The Chicago-based specialty retailer said net income was to $10.1 million, or 69 cents a diluted share, for the three months ended Jan. 31. That represented a 31.6 percent drop from the $14.8 million, or 97 cents, reported in the fourth quarter of 1999.
The company took a charge of $1.3 million in the quarter related to the closing of 10 stores. Excluding this charge, earnings were 74 cents.
Sales rose 5.2 percent to $134.3 million versus $127.7 million, while comparable-store sales decreased 8.1 percent compared to an 11.1 percent increase in comps in the prior-year quarter.
In a statement, Hugh M. Patinkin, chairman and chief executive, said he expects weak economic conditions to continue to negatively impact sales for the next several quarters. Still, he said the company has taken “numerous steps to focus greater attention on improving existing operations.”
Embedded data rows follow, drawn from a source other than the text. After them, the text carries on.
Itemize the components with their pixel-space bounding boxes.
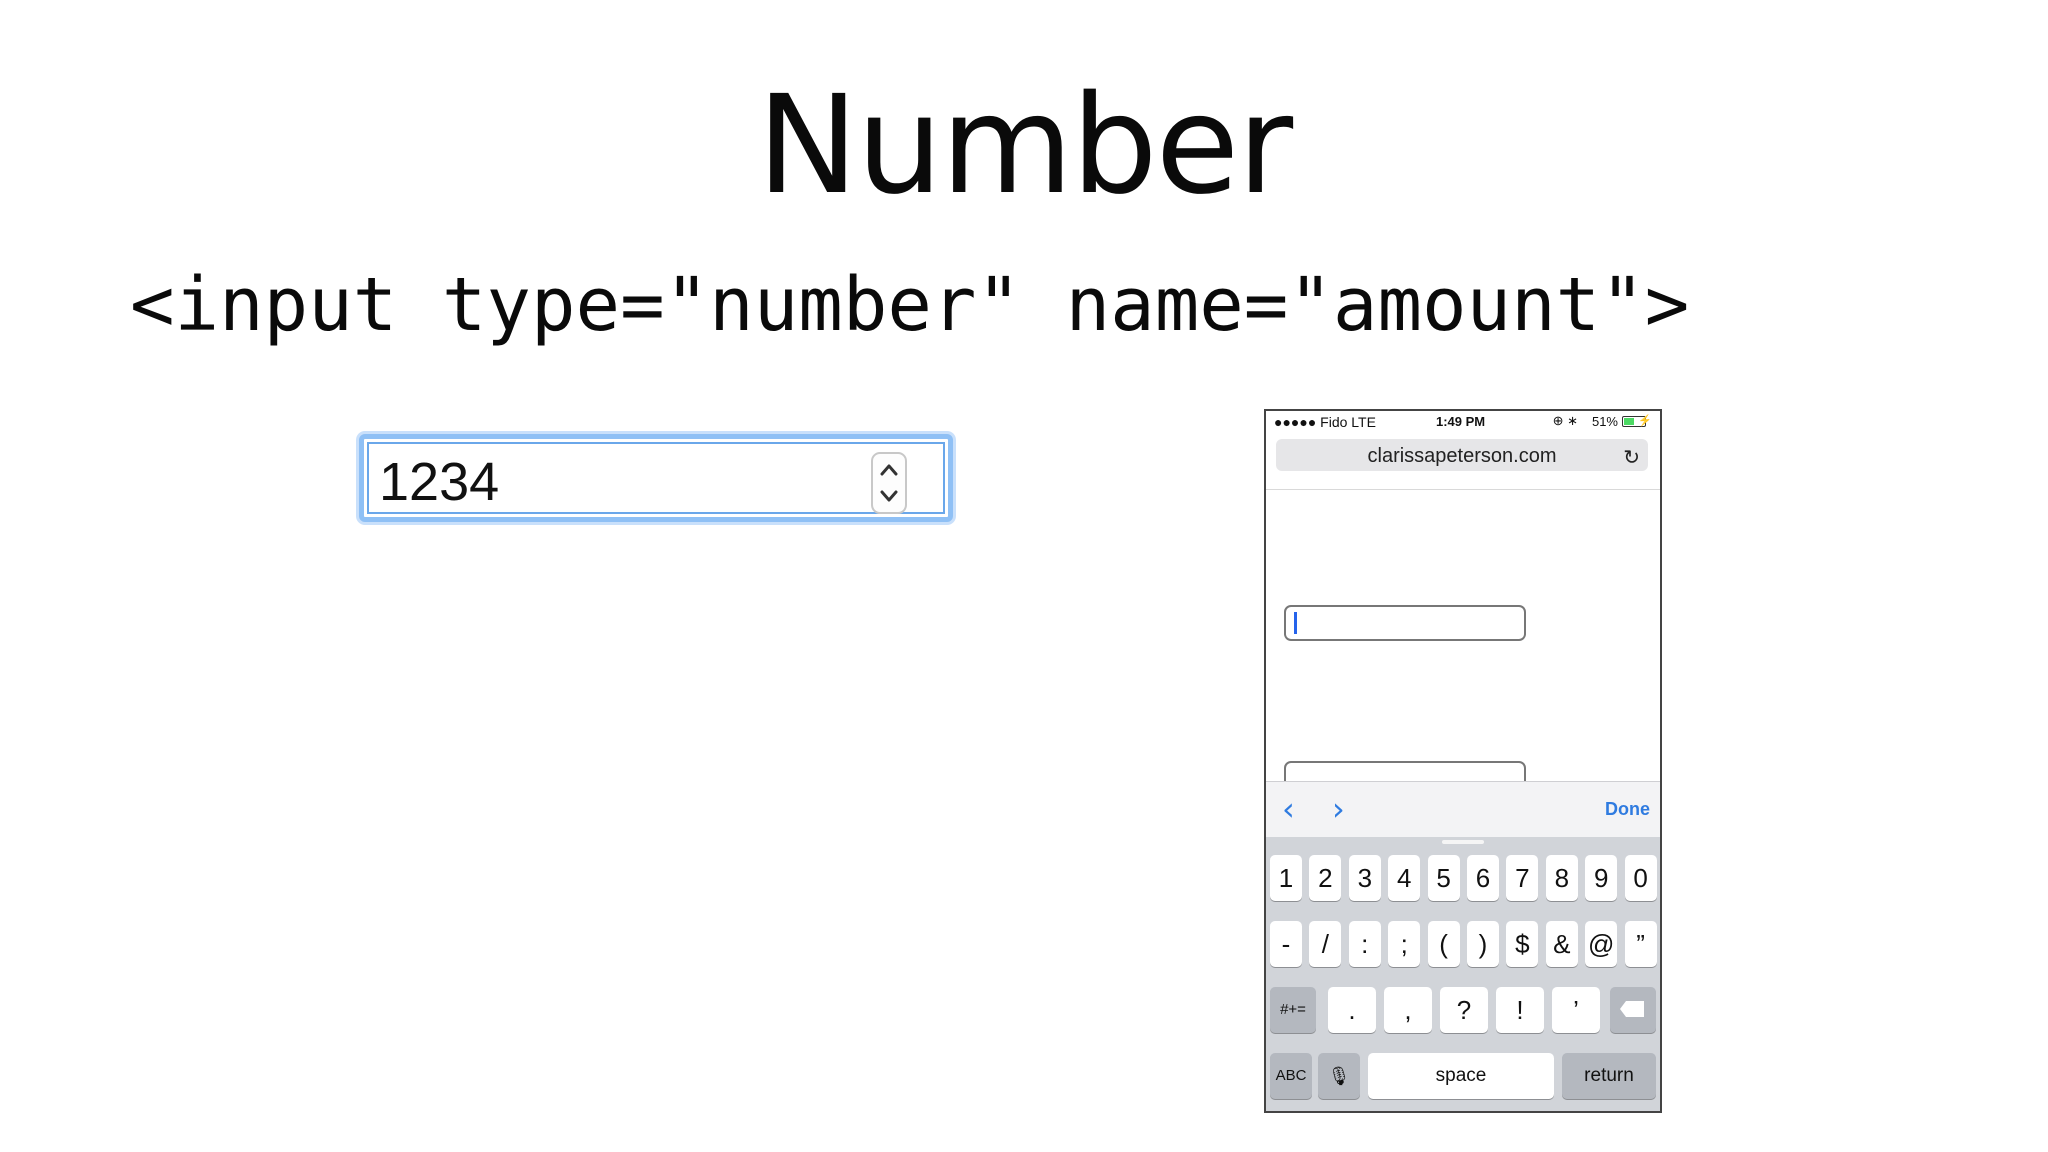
battery-level bbox=[1624, 418, 1634, 425]
key-punctuation[interactable]: . bbox=[1328, 987, 1376, 1033]
status-bar: ●●●●● Fido LTE 1:49 PM ⊕ ∗ 51% ⚡ bbox=[1266, 411, 1660, 431]
stepper-arrows-icon bbox=[880, 464, 898, 502]
number-input-desktop[interactable]: 1234 bbox=[359, 434, 953, 522]
key-symbol[interactable]: @ bbox=[1585, 921, 1618, 967]
code-snippet: <input type="number" name="amount"> bbox=[130, 262, 1690, 348]
number-input-frame: 1234 bbox=[367, 442, 945, 514]
key-punctuation[interactable]: ? bbox=[1440, 987, 1488, 1033]
key-7[interactable]: 7 bbox=[1506, 855, 1539, 901]
toolbar-divider bbox=[1266, 489, 1660, 490]
bluetooth-icon: ⊕ ∗ bbox=[1552, 413, 1578, 428]
key-5[interactable]: 5 bbox=[1427, 855, 1460, 901]
previous-field-icon[interactable]: ‹ bbox=[1282, 790, 1295, 828]
key-symbol[interactable]: ( bbox=[1427, 921, 1460, 967]
key-punctuation[interactable]: ’ bbox=[1552, 987, 1600, 1033]
carrier-label: ●●●●● Fido LTE bbox=[1274, 414, 1376, 430]
key-3[interactable]: 3 bbox=[1348, 855, 1381, 901]
key-symbol[interactable]: ; bbox=[1388, 921, 1421, 967]
abc-key[interactable]: ABC bbox=[1270, 1053, 1312, 1099]
backspace-icon bbox=[1620, 1001, 1644, 1017]
key-symbol[interactable]: : bbox=[1348, 921, 1381, 967]
key-punctuation[interactable]: , bbox=[1384, 987, 1432, 1033]
microphone-key[interactable]: 🎙 bbox=[1318, 1053, 1360, 1099]
symbols-toggle-key[interactable]: #+= bbox=[1270, 987, 1316, 1033]
charging-icon: ⚡ bbox=[1638, 415, 1652, 427]
number-input-value: 1234 bbox=[379, 452, 500, 512]
text-caret bbox=[1294, 612, 1297, 634]
address-bar[interactable]: clarissapeterson.com ↻ bbox=[1276, 439, 1648, 471]
key-symbol[interactable]: ) bbox=[1467, 921, 1499, 967]
battery-percent: 51% bbox=[1591, 414, 1618, 429]
backspace-key[interactable] bbox=[1610, 987, 1656, 1033]
key-9[interactable]: 9 bbox=[1585, 855, 1618, 901]
number-stepper[interactable] bbox=[871, 452, 907, 514]
keyboard-accessory-bar: ‹ › Done bbox=[1266, 781, 1660, 838]
reload-icon[interactable]: ↻ bbox=[1623, 445, 1640, 470]
slide: Number <input type="number" name="amount… bbox=[0, 0, 2048, 1152]
key-4[interactable]: 4 bbox=[1388, 855, 1421, 901]
slide-title: Number bbox=[756, 67, 1293, 225]
return-key[interactable]: return bbox=[1562, 1053, 1656, 1099]
status-time: 1:49 PM bbox=[1436, 414, 1486, 429]
key-symbol[interactable]: / bbox=[1309, 921, 1342, 967]
space-key[interactable]: space bbox=[1368, 1053, 1554, 1099]
key-2[interactable]: 2 bbox=[1309, 855, 1342, 901]
key-symbol[interactable]: & bbox=[1545, 921, 1578, 967]
done-button[interactable]: Done bbox=[1605, 799, 1650, 820]
key-0[interactable]: 0 bbox=[1624, 855, 1657, 901]
amount-field-focused[interactable] bbox=[1284, 605, 1526, 641]
key-symbol[interactable]: $ bbox=[1506, 921, 1539, 967]
number-keyboard: 1 2 3 4 5 6 7 8 9 0 - /:;() $ & @” #+=.,?!’ ABC 🎙 space ret… bbox=[1266, 837, 1660, 1111]
key-punctuation[interactable]: ! bbox=[1496, 987, 1544, 1033]
key-symbol[interactable]: ” bbox=[1624, 921, 1657, 967]
key-8[interactable]: 8 bbox=[1545, 855, 1578, 901]
url-text: clarissapeterson.com bbox=[1367, 445, 1557, 467]
next-field-icon[interactable]: › bbox=[1332, 790, 1345, 828]
key-6[interactable]: 6 bbox=[1467, 855, 1499, 901]
key-symbol[interactable]: - bbox=[1270, 921, 1302, 967]
phone-screenshot: ●●●●● Fido LTE 1:49 PM ⊕ ∗ 51% ⚡ clariss… bbox=[1264, 409, 1662, 1113]
keyboard-handle bbox=[1442, 840, 1484, 844]
key-1[interactable]: 1 bbox=[1270, 855, 1302, 901]
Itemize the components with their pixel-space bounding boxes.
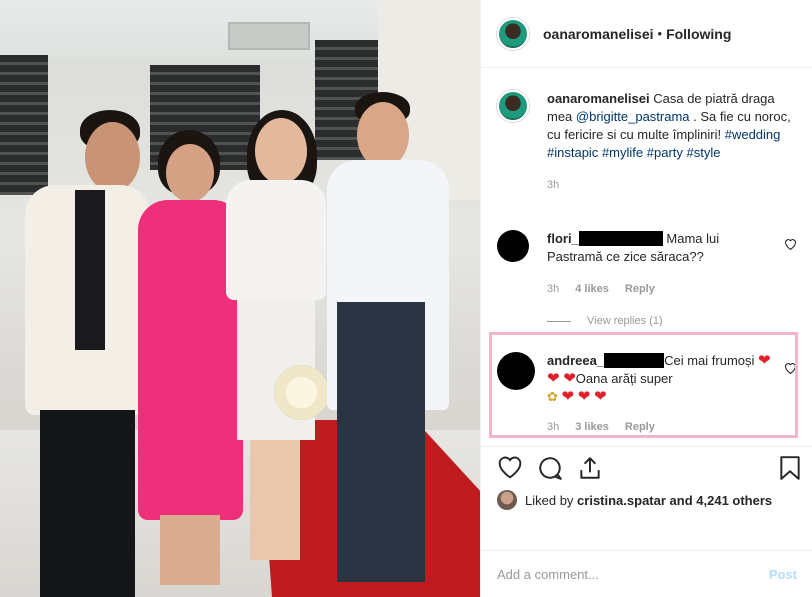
reply-button[interactable]: Reply xyxy=(625,280,655,298)
share-icon[interactable] xyxy=(577,455,603,484)
avatar[interactable] xyxy=(497,17,529,50)
likes-prefix: Liked by xyxy=(525,492,574,508)
caption-mention[interactable]: @brigitte_pastrama xyxy=(576,109,690,124)
ceiling-vent xyxy=(228,22,310,50)
post-caption: oanaromanelisei Casa de piatră draga mea… xyxy=(497,90,797,194)
hashtag-party[interactable]: #party xyxy=(647,145,683,160)
comment-input[interactable]: Add a comment... xyxy=(497,567,599,582)
hashtag-style[interactable]: #style xyxy=(687,145,721,160)
redaction-bar xyxy=(578,231,663,246)
view-replies-label: View replies (1) xyxy=(587,315,663,327)
add-comment-bar: Add a comment... Post xyxy=(481,550,812,597)
post-actions xyxy=(481,446,812,492)
comment-avatar[interactable] xyxy=(497,230,529,262)
comment-time[interactable]: 3h xyxy=(547,280,559,298)
liker-avatar[interactable] xyxy=(497,490,517,510)
divider xyxy=(547,320,571,322)
hashtag-instapic[interactable]: #instapic xyxy=(547,145,598,160)
header-username[interactable]: oanaromanelisei xyxy=(543,26,654,42)
hashtag-mylife[interactable]: #mylife xyxy=(602,145,643,160)
liker-username[interactable]: cristina.spatar xyxy=(577,493,666,508)
comment: flori_ Mama lui Pastramă ce zice săraca?… xyxy=(497,230,797,298)
highlight-box xyxy=(489,332,798,438)
following-button[interactable]: Following xyxy=(666,26,731,42)
caption-username[interactable]: oanaromanelisei xyxy=(547,91,650,106)
comment-like-heart-icon[interactable] xyxy=(784,238,797,253)
heart-icon[interactable] xyxy=(497,455,523,482)
post-photo[interactable] xyxy=(0,0,480,597)
caption-avatar[interactable] xyxy=(497,90,529,122)
post-header: oanaromanelisei • Following xyxy=(481,0,812,68)
bouquet xyxy=(274,365,329,420)
likes-others[interactable]: and 4,241 others xyxy=(670,493,773,508)
person-man-white-shirt xyxy=(325,92,455,592)
comment-likes[interactable]: 4 likes xyxy=(575,280,609,298)
post-side-panel: oanaromanelisei • Following oanaromaneli… xyxy=(480,0,812,597)
bookmark-icon[interactable] xyxy=(779,455,801,484)
person-bride-white-dress xyxy=(222,110,332,570)
comment-icon[interactable] xyxy=(537,455,563,484)
hashtag-wedding[interactable]: #wedding xyxy=(725,127,781,142)
likes-summary: Liked by cristina.spatar and 4,241 other… xyxy=(497,490,772,510)
separator-dot: • xyxy=(657,26,663,41)
post-button[interactable]: Post xyxy=(769,567,797,582)
view-replies-button[interactable]: View replies (1) xyxy=(547,315,663,327)
comment-username[interactable]: flori_ xyxy=(547,231,579,246)
caption-time[interactable]: 3h xyxy=(547,176,797,194)
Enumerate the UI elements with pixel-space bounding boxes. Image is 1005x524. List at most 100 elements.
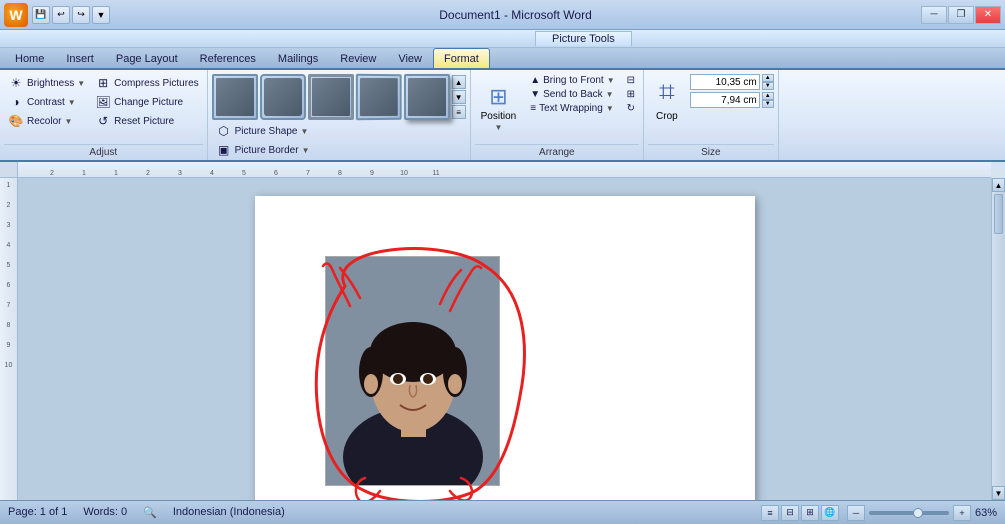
zoom-in-btn[interactable]: + bbox=[953, 505, 971, 521]
contrast-dropdown[interactable]: ▼ bbox=[68, 98, 76, 107]
contrast-btn[interactable]: ◑ Contrast ▼ bbox=[4, 93, 89, 111]
picture-styles-content: ▲ ▼ ≡ bbox=[212, 74, 466, 120]
customize-btn[interactable]: ▼ bbox=[92, 6, 110, 24]
scroll-more-btn[interactable]: ≡ bbox=[452, 105, 466, 119]
size-label: Size bbox=[648, 144, 774, 158]
tab-home[interactable]: Home bbox=[4, 48, 55, 68]
word-count: Words: 0 bbox=[83, 506, 127, 519]
ribbon-tabs: Home Insert Page Layout References Maili… bbox=[0, 48, 1005, 70]
align-btn[interactable]: ⊟ bbox=[623, 74, 639, 87]
view-web-btn[interactable]: 🌐 bbox=[821, 505, 839, 521]
bring-to-front-btn[interactable]: ▲ Bring to Front ▼ bbox=[526, 74, 618, 87]
height-input[interactable] bbox=[690, 74, 760, 90]
width-input[interactable] bbox=[690, 92, 760, 108]
picture-border-icon: ▣ bbox=[216, 142, 232, 158]
width-down-btn[interactable]: ▼ bbox=[762, 100, 774, 108]
change-picture-icon: 🖼 bbox=[95, 94, 111, 110]
picture-border-btn[interactable]: ▣ Picture Border ▼ bbox=[212, 141, 314, 159]
ribbon: ☀ Brightness ▼ ◑ Contrast ▼ 🎨 Recolor ▼ … bbox=[0, 70, 1005, 162]
crop-content: ⌗ Crop ▲ ▼ ▲ ▼ bbox=[648, 74, 774, 142]
close-btn[interactable]: ✕ bbox=[975, 6, 1001, 24]
window-title: Document1 - Microsoft Word bbox=[439, 8, 592, 22]
save-btn[interactable]: 💾 bbox=[32, 6, 50, 24]
brightness-dropdown[interactable]: ▼ bbox=[77, 79, 85, 88]
undo-btn[interactable]: ↩ bbox=[52, 6, 70, 24]
window-controls: ─ ❐ ✕ bbox=[921, 6, 1001, 24]
position-btn[interactable]: ⊞ Position ▼ bbox=[475, 74, 523, 142]
arrange-group: ⊞ Position ▼ ▲ Bring to Front ▼ ▼ Send t… bbox=[471, 70, 644, 160]
scroll-up-btn[interactable]: ▲ bbox=[452, 75, 466, 89]
picture-tools-label: Picture Tools bbox=[535, 31, 632, 46]
scrollbar-thumb[interactable] bbox=[994, 194, 1003, 234]
reset-icon: ↺ bbox=[95, 113, 111, 129]
document-canvas[interactable] bbox=[18, 178, 991, 500]
view-full-btn[interactable]: ⊞ bbox=[801, 505, 819, 521]
crop-btn[interactable]: ⌗ Crop bbox=[648, 74, 686, 124]
style-thumb-4[interactable] bbox=[355, 74, 401, 120]
minimize-btn[interactable]: ─ bbox=[921, 6, 947, 24]
ruler-right-spacer bbox=[991, 162, 1005, 178]
brightness-btn[interactable]: ☀ Brightness ▼ bbox=[4, 74, 89, 92]
language[interactable]: Indonesian (Indonesia) bbox=[173, 506, 285, 519]
zoom-slider[interactable] bbox=[869, 511, 949, 515]
style-thumb-2[interactable] bbox=[260, 74, 306, 120]
tab-view[interactable]: View bbox=[387, 48, 433, 68]
width-field: ▲ ▼ bbox=[690, 92, 774, 108]
photo-image[interactable] bbox=[325, 256, 500, 486]
style-thumb-5[interactable] bbox=[404, 74, 450, 120]
recolor-dropdown[interactable]: ▼ bbox=[64, 117, 72, 126]
height-up-btn[interactable]: ▲ bbox=[762, 74, 774, 82]
height-spinner: ▲ ▼ bbox=[762, 74, 774, 90]
tab-review[interactable]: Review bbox=[329, 48, 387, 68]
title-bar-left: W 💾 ↩ ↪ ▼ bbox=[4, 3, 110, 27]
tab-mailings[interactable]: Mailings bbox=[267, 48, 329, 68]
view-buttons: ≡ ⊟ ⊞ 🌐 bbox=[761, 505, 839, 521]
group-btn[interactable]: ⊞ bbox=[623, 88, 639, 101]
zoom-out-btn[interactable]: ─ bbox=[847, 505, 865, 521]
spell-check-icon: 🔍 bbox=[143, 506, 157, 519]
ruler-vertical: 1 2 3 4 5 6 7 8 9 10 bbox=[0, 178, 18, 500]
recolor-btn[interactable]: 🎨 Recolor ▼ bbox=[4, 112, 89, 130]
width-up-btn[interactable]: ▲ bbox=[762, 92, 774, 100]
portrait-svg bbox=[326, 257, 500, 486]
size-fields: ▲ ▼ ▲ ▼ bbox=[690, 74, 774, 108]
redo-btn[interactable]: ↪ bbox=[72, 6, 90, 24]
style-thumb-3[interactable] bbox=[308, 74, 354, 120]
height-field: ▲ ▼ bbox=[690, 74, 774, 90]
status-bar: Page: 1 of 1 Words: 0 🔍 Indonesian (Indo… bbox=[0, 500, 1005, 524]
view-layout-btn[interactable]: ⊟ bbox=[781, 505, 799, 521]
send-to-back-btn[interactable]: ▼ Send to Back ▼ bbox=[526, 88, 618, 101]
adjust-label: Adjust bbox=[4, 144, 203, 158]
compress-icon: ⊞ bbox=[95, 75, 111, 91]
vertical-scrollbar: ▲ ▼ bbox=[991, 178, 1005, 500]
restore-btn[interactable]: ❐ bbox=[948, 6, 974, 24]
zoom-level[interactable]: 63% bbox=[975, 507, 997, 519]
tab-pagelayout[interactable]: Page Layout bbox=[105, 48, 189, 68]
change-picture-btn[interactable]: 🖼 Change Picture bbox=[91, 93, 202, 111]
workspace: 2 1 1 2 3 4 5 6 7 8 9 10 11 1 2 3 bbox=[0, 162, 1005, 500]
status-right: ≡ ⊟ ⊞ 🌐 ─ + 63% bbox=[761, 505, 997, 521]
arrange-label: Arrange bbox=[475, 144, 639, 158]
view-normal-btn[interactable]: ≡ bbox=[761, 505, 779, 521]
zoom-thumb[interactable] bbox=[913, 508, 923, 518]
height-down-btn[interactable]: ▼ bbox=[762, 82, 774, 90]
reset-picture-btn[interactable]: ↺ Reset Picture bbox=[91, 112, 202, 130]
tab-insert[interactable]: Insert bbox=[55, 48, 105, 68]
tab-format[interactable]: Format bbox=[433, 48, 490, 68]
crop-icon: ⌗ bbox=[659, 76, 675, 109]
bring-front-icon: ▲ bbox=[530, 75, 540, 86]
tab-references[interactable]: References bbox=[189, 48, 267, 68]
main-row: 1 2 3 4 5 6 7 8 9 10 bbox=[0, 178, 1005, 500]
photo-container[interactable] bbox=[325, 256, 500, 486]
arrange-col-1: ▲ Bring to Front ▼ ▼ Send to Back ▼ ≡ Te… bbox=[526, 74, 618, 142]
rotate-btn[interactable]: ↻ bbox=[623, 102, 639, 115]
scroll-down-btn[interactable]: ▼ bbox=[992, 486, 1005, 500]
text-wrapping-btn[interactable]: ≡ Text Wrapping ▼ bbox=[526, 102, 618, 115]
ruler-corner bbox=[0, 162, 18, 178]
picture-shape-btn[interactable]: ⬡ Picture Shape ▼ bbox=[212, 122, 313, 140]
scroll-up-btn[interactable]: ▲ bbox=[992, 178, 1005, 192]
compress-pictures-btn[interactable]: ⊞ Compress Pictures bbox=[91, 74, 202, 92]
scroll-down-btn[interactable]: ▼ bbox=[452, 90, 466, 104]
arrange-col-2: ⊟ ⊞ ↻ bbox=[623, 74, 639, 142]
style-thumb-1[interactable] bbox=[212, 74, 258, 120]
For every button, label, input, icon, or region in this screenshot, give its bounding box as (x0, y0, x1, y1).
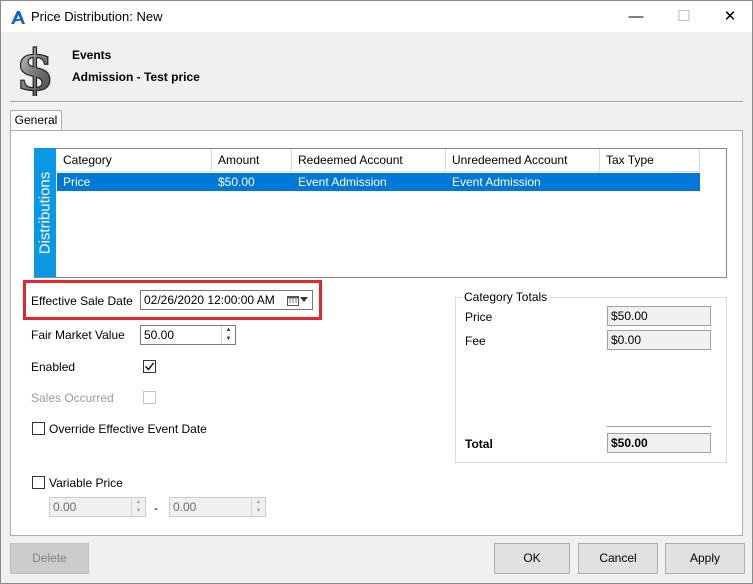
header-panel: $ Events Admission - Test price (1, 32, 752, 102)
checkmark-icon (145, 362, 155, 371)
variable-price-separator: - (154, 501, 158, 515)
minimize-button[interactable]: — (613, 1, 659, 32)
header-line-2: Admission - Test price (72, 70, 200, 84)
totals-total-label: Total (465, 437, 493, 451)
cell-redeemed-account: Event Admission (298, 175, 387, 189)
price-distribution-window: Price Distribution: New — ☐ ✕ $ Events A… (0, 0, 753, 584)
header-separator (10, 101, 743, 103)
variable-price-checkbox[interactable] (32, 476, 45, 489)
header-line-1: Events (72, 48, 112, 62)
cancel-button[interactable]: Cancel (578, 543, 658, 574)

Initiatives include better management of expenses, store closings and a reduced store opening scheduled for 2001. The company plans to open roughly 30 stores this year, of which seven have already been opened, Patinkin said.
“We expect these initiatives will generate improved profit productivity and position us well when the economy strengthens and consumer confidence rises,” Patinkin said.
For the full year, net income fell 62.2 percent to $7.3 million, or 65 cents, from $19.3 million, or $1.28. Earnings before the charge were 71 cents. Sales increased 12.6 percent to $355.1 million versus $315.4 million, while comparable-store sales decreased 1.7 percent versus an 11 percent increase last year.